Le 4 décembre 2024, l’Assemblée nationale a adopté une motion de censure, en application de l’article 49, alinéa 3 de la Constitution à la suite de l’engagement de la responsabilité du Gouvernement sur les conclusions de la commission mixte paritaire du projet de loi de financement de la sécurité sociale pour 2025.

Conformément à l’article 50 de la Constitution, le Premier ministre a remis au Président de la République la démission du Gouvernement le 5 décembre.

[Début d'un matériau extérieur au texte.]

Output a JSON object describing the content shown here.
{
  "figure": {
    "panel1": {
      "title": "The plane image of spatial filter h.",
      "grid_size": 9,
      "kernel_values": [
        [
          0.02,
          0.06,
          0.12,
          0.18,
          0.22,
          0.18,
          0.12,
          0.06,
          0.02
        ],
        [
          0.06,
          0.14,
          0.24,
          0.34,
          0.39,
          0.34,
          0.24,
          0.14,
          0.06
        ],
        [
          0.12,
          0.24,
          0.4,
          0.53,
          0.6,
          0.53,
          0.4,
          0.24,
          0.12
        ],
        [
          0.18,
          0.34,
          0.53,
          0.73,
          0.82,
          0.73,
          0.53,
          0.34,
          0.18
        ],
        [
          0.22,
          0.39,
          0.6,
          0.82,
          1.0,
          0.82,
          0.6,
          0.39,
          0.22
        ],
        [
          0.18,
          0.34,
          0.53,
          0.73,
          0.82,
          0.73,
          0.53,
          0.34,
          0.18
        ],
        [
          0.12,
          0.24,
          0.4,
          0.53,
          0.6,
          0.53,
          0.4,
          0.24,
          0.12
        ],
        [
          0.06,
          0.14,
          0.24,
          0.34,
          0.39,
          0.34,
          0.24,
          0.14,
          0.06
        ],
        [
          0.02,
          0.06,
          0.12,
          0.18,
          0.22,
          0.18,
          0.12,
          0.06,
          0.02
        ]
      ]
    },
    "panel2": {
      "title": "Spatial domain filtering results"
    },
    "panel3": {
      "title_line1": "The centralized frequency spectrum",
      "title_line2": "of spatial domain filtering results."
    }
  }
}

De fait, le projet de loi de finances pour 2025 ne peut être examiné et adopté de façon définitive par le Parlement dans des délais compatibles avec la promulgation de la loi avant le début du prochain exercice.

La Constitution du 4 octobre 1958 et la loi organique n° 2001‑692 du 1er août 2001 relative aux lois de finances (LOLF) ne prévoient pas explicitement la procédure à suivre dans l’hypothèse où un Gouvernement serait censuré dans un calendrier ne lui permettant pas de mener à son terme l’examen au Parlement du projet de loi de finances d’une année donnée avant le début de celle‑ci.

Toutefois, la jurisprudence du Conseil constitutionnel (décision n° 79‑111 DC du 30 décembre 1979, Loi autorisant le Gouvernement à continuer à percevoir en 1980 les impôts et taxes existants) prise à l’occasion de l’examen de la loi autorisant le Gouvernement à continuer à percevoir en 1980 les impôts et taxes existants permet de considérer qu’il est possible d’adopter une loi spéciale lorsqu’il apparaît comme certain non seulement qu’une loi de finances ne pourra pas être adoptée avant le début d’année prochaine, mais également que le Gouvernement ne sera pas en mesure de demander à l’Assemblée nationale, avant le 11 décembre de l’année qui précède le début de l’exercice, d’émettre un vote séparé sur l’ensemble de la première partie de la loi de finances de l’année.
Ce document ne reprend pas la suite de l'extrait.